Notícias

O que torna a pandemia global da doença de coronavírus (COVID-19) diferente da gripe espanhola em 1918? Em 1918, o transporte, a tecnologia e a ciência estavam em sua infância, com o campo da medicina incapaz de combater surtos. A tecnologia já percorreu um longo caminho: em poucos dias, os cientistas já identificaram o tipo de vírus que se espalha na China e, três meses depois, começaram os testes de vacinas.

Agora, o Departamento de Energia dos Estados Unidos traz o supercomputador mais poderoso do mundo, o IBM POWER9, para combater o surto de COVID-19. O sistema de computador ajuda a identificar compostos que podem orientar os pesquisadores no tratamento de pacientes com doenças infecciosas.

IBM

Supercomputador Summit da IBM.

A Summit, equipada com inteligência artificial (Ai), estudou milhares de simulações para ver quais substâncias ou compostos químicos são eficazes para impedir que o novo coronavírus infecte as células hospedeiras.

Mecanismo de infecção por vírus

Os vírus estão presentes no ambiente, apenas aguardando a chegada de uma célula hospedeira. Eles entram em animais e humanos pela boca, nariz ou quebras na pele. Uma vez dentro, eles procuram uma célula hospedeira para infectar. Geralmente, os vírus da gripe e resfriado atacam as células que revestem o trato respiratório ou digestivo.

Os coronavírus também tendem a infectar as células respiratórias. Eles causam febre e inflamação, pois o sistema imunológico clama para combater o patógeno. Fora do corpo, os vírus são facilmente mortos pelo sabão; portanto, lavar as mãos e desinfetar as superfícies são medidas úteis para impedir a propagação do vírus. Mas uma vez que um vírus entra no corpo, cabe ao sistema imunológico matá-lo.
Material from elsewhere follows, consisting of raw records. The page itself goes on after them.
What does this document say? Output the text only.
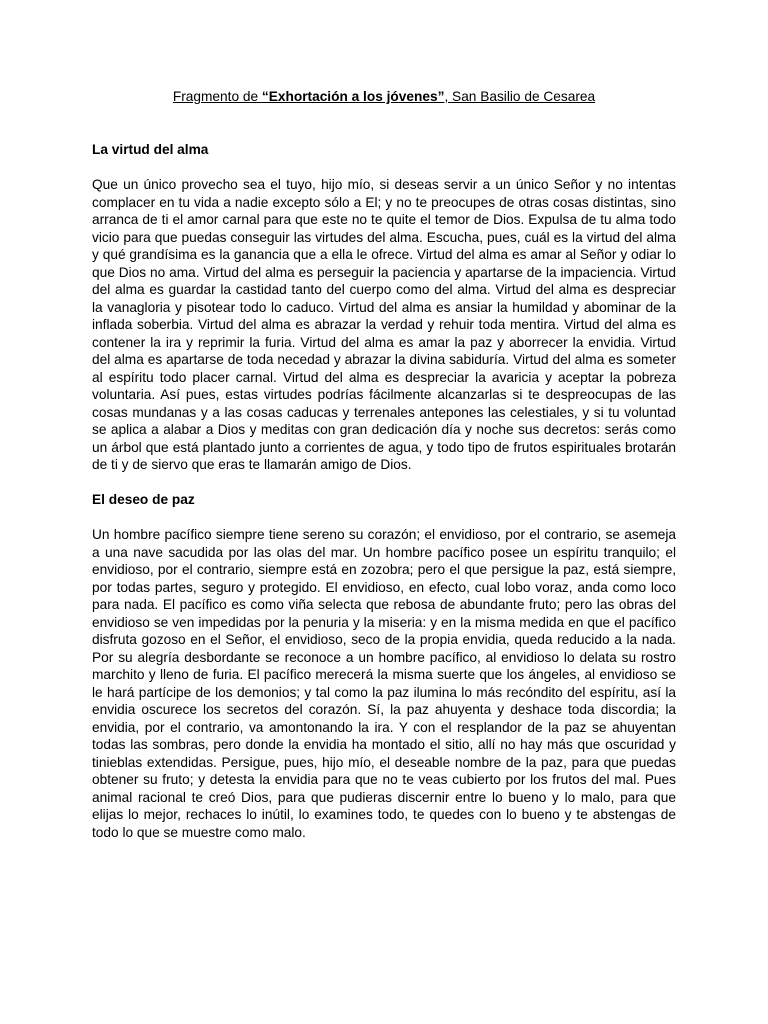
Fragmento de “Exhortación a los jóvenes”, San Basilio de Cesarea

La virtud del alma

Que un único provecho sea el tuyo, hijo mío, si deseas servir a un único Señor y no intentas complacer en tu vida a nadie excepto sólo a El; y no te preocupes de otras cosas distintas, sino arranca de ti el amor carnal para que este no te quite el temor de Dios. Expulsa de tu alma todo vicio para que puedas conseguir las virtudes del alma. Escucha, pues, cuál es la virtud del alma y qué grandísima es la ganancia que a ella le ofrece. Virtud del alma es amar al Señor y odiar lo que Dios no ama. Virtud del alma es perseguir la paciencia y apartarse de la impaciencia. Virtud del alma es guardar la castidad tanto del cuerpo como del alma. Virtud del alma es despreciar la vanagloria y pisotear todo lo caduco. Virtud del alma es ansiar la humildad y abominar de la inflada soberbia. Virtud del alma es abrazar la verdad y rehuir toda mentira. Virtud del alma es contener la ira y reprimir la furia. Virtud del alma es amar la paz y aborrecer la envidia. Virtud del alma es apartarse de toda necedad y abrazar la divina sabiduría. Virtud del alma es someter al espíritu todo placer carnal. Virtud del alma es despreciar la avaricia y aceptar la pobreza voluntaria. Así pues, estas virtudes podrías fácilmente alcanzarlas si te despreocupas de las cosas mundanas y a las cosas caducas y terrenales antepones las celestiales, y si tu voluntad se aplica a alabar a Dios y meditas con gran dedicación día y noche sus decretos: serás como un árbol que está plantado junto a corrientes de agua, y todo tipo de frutos espirituales brotarán de ti y de siervo que eras te llamarán amigo de Dios.

El deseo de paz

Un hombre pacífico siempre tiene sereno su corazón; el envidioso, por el contrario, se asemeja a una nave sacudida por las olas del mar. Un hombre pacífico posee un espíritu tranquilo; el envidioso, por el contrario, siempre está en zozobra; pero el que persigue la paz, está siempre, por todas partes, seguro y protegido. El envidioso, en efecto, cual lobo voraz, anda como loco para nada. El pacífico es como viña selecta que rebosa de abundante fruto; pero las obras del envidioso se ven impedidas por la penuria y la miseria: y en la misma medida en que el pacífico disfruta gozoso en el Señor, el envidioso, seco de la propia envidia, queda reducido a la nada. Por su alegría desbordante se reconoce a un hombre pacífico, al envidioso lo delata su rostro marchito y lleno de furia. El pacífico merecerá la misma suerte que los ángeles, al envidioso se le hará partícipe de los demonios; y tal como la paz ilumina lo más recóndito del espíritu, así la envidia oscurece los secretos del corazón. Sí, la paz ahuyenta y deshace toda discordia; la envidia, por el contrario, va amontonando la ira. Y con el resplandor de la paz se ahuyentan todas las sombras, pero donde la envidia ha montado el sitio, allí no hay más que oscuridad y tinieblas extendidas. Persigue, pues, hijo mío, el deseable nombre de la paz, para que puedas obtener su fruto; y detesta la envidia para que no te veas cubierto por los frutos del mal. Pues animal racional te creó Dios, para que pudieras discernir entre lo bueno y lo malo, para que elijas lo mejor, rechaces lo inútil, lo examines todo, te quedes con lo bueno y te abstengas de todo lo que se muestre como malo.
Os vírus infectam as células injetando seu material genético nas células hospedeiras. Eles replicam e dominam o corpo, causando muitas complicações. A maioria das pessoas pode se livrar dos vírus no corpo, mas em algumas pessoas, como as que são velhas, frágeis e doentes, seus corpos ficam sobrecarregados com a atividade viral.

Novos compostos em vírus cultivados em laboratório

Os cientistas estudam vírus há muito tempo, bem como compostos para ajudar a ver qual deles é eficaz na morte do patógeno. Ao tentar entender os compostos biológicos, o uso de computadores modernos tornará o trabalho mais fácil e rápido.

Simulações em computador podem ajudar a examinar como diferentes variáveis ​​reagem com vírus. Ainda assim, cada variável pode conter milhões ou bilhões de pontos de dados. Usando o Summit, a equipe conseguiu simular 8.000 compostos em apenas alguns dias. A partir daí, eles descobriram que 77 compostos, tanto de medicamentos quanto de compostos naturais, mostraram-se promissores em prejudicar a capacidade do novo coronavírus de se ligar e infectar células hospedeiras.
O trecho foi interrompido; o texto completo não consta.